In 1980, when the Payson/de Roulet family sold the Mets to Nelson Doubleday and Fred Wilpon, the new regime inherited a team and stadium in disrepair and decided a change was in order. That included Jarvis.
"It was Frank Cashen's idea to remove the organ altogether after he took over as general manager in 1980," said Rose.
She was let go, replaced by the prerecorded music and sound effects that fill most of the Major League Baseball parks to today. (Wrigley Field's, Yankee Stadium's and a few other organs have escaped the onslaught.)
Yes, maybe gone from the baseball scene, but followers of the jazz scene knew she never left.
Jarvis continued to be a mainstay around the New York City club scene, often appearing at Zinno's in the Village with some of the top bassists of the era, recording two albums and making a name for herself.
In 1990, John S. Wilson of The New York Times wrote of her performance there, "Miss Jarvis is now a strong musical personality in her own right who can take the most familiar jazz material and move it in a strong, fresh direction."
Although Jarvis' career as a respected jazz pianist, performer and arranger was longer than the years behind the Thomas organ, it is at Shea where she earned most of her fame and developed her largest fan base.
"Jane had a delightful way of keeping the fans entertained," said Cohen, "But most important, there was a certain predictability to her selections that made you feel comfortable like your mom's pot roast."
"Jane Jarvis was a staple.
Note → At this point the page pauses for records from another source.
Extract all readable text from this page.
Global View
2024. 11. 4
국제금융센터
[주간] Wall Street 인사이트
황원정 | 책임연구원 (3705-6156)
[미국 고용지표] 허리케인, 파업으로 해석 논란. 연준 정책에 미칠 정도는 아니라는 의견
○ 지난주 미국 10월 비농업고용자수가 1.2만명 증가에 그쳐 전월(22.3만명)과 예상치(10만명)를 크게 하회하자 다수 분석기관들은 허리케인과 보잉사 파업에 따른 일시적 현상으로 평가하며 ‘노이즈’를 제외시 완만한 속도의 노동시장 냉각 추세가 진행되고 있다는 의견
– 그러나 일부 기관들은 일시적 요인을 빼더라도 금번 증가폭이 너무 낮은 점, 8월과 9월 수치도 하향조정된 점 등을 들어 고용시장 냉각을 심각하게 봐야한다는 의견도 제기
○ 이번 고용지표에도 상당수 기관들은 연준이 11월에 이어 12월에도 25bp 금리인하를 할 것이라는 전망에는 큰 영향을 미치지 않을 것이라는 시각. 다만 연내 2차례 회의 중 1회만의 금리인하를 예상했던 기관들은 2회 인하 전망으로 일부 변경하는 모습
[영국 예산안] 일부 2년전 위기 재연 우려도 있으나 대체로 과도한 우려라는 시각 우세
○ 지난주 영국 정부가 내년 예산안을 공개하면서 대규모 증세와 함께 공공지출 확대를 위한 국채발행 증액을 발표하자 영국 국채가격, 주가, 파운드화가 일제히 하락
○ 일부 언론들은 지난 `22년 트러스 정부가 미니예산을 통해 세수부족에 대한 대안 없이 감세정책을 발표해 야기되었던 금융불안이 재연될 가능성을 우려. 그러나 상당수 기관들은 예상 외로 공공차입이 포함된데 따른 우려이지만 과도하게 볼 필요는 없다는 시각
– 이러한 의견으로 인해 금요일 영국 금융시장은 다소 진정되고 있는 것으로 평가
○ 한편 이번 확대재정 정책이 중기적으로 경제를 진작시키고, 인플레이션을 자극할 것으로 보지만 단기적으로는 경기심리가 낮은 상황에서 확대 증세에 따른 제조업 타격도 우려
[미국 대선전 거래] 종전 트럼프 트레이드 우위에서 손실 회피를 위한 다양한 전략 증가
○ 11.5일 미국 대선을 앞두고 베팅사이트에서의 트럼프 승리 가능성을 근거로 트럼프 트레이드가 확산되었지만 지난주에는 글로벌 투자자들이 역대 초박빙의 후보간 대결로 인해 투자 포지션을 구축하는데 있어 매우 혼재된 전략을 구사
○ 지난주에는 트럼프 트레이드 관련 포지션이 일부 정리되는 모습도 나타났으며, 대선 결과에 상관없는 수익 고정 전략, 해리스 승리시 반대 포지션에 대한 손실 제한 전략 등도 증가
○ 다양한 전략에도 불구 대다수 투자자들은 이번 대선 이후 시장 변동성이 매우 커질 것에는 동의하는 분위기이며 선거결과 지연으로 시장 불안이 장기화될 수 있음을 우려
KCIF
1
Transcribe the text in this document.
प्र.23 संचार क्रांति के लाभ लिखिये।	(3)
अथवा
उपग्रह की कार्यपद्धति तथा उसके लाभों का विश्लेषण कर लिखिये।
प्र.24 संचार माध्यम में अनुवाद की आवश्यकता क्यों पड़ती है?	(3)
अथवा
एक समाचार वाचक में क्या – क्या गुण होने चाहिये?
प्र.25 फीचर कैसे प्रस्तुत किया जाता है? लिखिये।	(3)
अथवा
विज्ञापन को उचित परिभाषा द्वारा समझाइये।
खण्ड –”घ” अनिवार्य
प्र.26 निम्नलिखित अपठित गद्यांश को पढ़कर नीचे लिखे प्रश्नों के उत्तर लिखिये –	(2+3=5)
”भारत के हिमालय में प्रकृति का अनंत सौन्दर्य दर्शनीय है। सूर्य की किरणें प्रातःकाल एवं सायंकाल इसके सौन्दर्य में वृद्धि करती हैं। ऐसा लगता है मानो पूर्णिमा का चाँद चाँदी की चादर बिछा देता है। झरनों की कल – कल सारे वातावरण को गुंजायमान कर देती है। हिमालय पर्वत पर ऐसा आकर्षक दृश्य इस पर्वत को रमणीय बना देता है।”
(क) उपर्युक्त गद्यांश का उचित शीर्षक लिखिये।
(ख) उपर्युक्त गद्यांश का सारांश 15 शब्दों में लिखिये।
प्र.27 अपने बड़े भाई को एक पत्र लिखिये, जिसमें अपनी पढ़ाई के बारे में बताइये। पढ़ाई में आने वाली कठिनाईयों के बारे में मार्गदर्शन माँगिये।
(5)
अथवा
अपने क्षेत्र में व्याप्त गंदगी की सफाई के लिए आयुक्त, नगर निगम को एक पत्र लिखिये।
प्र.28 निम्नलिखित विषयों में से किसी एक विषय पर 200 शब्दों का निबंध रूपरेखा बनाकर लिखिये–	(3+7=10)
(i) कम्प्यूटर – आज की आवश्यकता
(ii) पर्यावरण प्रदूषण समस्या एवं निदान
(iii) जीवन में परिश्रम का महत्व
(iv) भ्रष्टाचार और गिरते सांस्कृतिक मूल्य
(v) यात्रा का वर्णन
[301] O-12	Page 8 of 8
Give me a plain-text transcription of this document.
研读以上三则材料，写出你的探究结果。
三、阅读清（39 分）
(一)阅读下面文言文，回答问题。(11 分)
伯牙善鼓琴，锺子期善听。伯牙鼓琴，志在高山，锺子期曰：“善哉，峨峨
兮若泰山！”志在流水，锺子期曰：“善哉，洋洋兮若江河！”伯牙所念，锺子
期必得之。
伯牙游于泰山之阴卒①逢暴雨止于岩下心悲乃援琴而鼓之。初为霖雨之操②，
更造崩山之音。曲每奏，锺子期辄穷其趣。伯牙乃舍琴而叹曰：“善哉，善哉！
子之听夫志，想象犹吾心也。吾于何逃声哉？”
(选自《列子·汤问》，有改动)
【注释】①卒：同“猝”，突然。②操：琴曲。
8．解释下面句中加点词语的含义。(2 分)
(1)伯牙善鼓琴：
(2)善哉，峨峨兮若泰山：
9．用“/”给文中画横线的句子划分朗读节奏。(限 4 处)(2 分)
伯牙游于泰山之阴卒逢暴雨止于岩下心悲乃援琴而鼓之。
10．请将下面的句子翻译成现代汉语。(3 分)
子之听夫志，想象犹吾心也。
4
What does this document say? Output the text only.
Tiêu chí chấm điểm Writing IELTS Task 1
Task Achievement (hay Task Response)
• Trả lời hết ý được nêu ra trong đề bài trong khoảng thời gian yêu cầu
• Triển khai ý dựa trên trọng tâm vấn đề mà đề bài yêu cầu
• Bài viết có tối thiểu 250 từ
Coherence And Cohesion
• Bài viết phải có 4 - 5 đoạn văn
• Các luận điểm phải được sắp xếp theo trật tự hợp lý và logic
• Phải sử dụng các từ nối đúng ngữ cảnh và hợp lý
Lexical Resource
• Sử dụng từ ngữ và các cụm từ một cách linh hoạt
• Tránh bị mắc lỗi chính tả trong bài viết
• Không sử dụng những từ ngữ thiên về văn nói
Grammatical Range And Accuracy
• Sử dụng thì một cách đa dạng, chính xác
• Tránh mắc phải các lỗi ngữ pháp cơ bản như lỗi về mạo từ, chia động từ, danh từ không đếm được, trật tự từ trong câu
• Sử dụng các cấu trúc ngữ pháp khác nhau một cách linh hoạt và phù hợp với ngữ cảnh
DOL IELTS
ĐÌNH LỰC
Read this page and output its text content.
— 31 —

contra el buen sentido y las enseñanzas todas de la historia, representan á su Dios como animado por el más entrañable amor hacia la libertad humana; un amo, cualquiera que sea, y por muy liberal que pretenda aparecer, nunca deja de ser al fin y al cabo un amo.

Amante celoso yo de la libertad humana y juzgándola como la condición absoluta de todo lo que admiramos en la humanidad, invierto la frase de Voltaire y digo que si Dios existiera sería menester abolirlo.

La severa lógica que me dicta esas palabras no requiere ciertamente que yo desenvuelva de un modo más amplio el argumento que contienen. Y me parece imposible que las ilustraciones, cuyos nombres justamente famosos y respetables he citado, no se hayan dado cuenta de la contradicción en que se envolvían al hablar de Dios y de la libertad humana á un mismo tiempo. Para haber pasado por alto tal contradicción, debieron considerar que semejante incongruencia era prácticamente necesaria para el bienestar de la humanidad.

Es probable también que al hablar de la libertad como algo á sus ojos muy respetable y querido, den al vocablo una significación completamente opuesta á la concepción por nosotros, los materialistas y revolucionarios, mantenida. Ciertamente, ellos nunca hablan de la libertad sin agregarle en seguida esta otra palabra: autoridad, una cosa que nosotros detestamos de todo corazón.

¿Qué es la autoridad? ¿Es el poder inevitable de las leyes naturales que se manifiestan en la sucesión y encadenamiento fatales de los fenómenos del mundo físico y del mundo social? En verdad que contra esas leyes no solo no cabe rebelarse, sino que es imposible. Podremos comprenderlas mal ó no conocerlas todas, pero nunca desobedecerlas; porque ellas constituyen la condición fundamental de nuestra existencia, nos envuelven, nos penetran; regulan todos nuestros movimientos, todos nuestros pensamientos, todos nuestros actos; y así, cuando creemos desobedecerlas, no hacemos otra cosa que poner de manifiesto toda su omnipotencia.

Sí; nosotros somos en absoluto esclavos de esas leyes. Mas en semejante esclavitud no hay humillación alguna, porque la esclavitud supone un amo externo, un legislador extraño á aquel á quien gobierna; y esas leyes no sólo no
Her music was an integral part of the Shea experience; clearly one of it's signatures," said Rose, who once played a recording of Jarvis for former Met Bud Harrelson only to have Harrelson tear up. "That's how much a part of the fabric she and her music were," Rose explains.
Now, as the Citi Field construction cranes continue their daily work beyond the outfield fence building a new monument to history and memory, the Mets are honoring those who made a significant contribution to the team's 44 years since moving from the Polo Grounds.
"I can't even bear to even think about it," she said, her voice filling with the emotion as she speaks about the Shea's final season. "All the memories that go with it."
The question now is whether the organization feels just as warmly about Jarvis.
"The current management group doesn't have any special feeling toward me," Jarvis said. "But I would love [to be a part of that countdown] celebration. You can't imagine what that would mean to me. I'm very frail, and I would have to have somebody walk with me.
"I think it would be wonderful if she were welcomed back as part of the countdown, or, even better, if she had a chance to play her music one last time at Shea " said Rose.
"You must remember," Jarvis said, apologizing for occasionally forgetting a name or a date, "I'm 93. It isn't that I'm senile or anything. It's just that all of this took place so long ago."
"But, you know," she adds innocently in Mets lexicon, "I've had an amazing life."
Jane Jarvis will be a part of a program at the Lincoln Center library called "Baseball and Music" on Tuesday, July 8.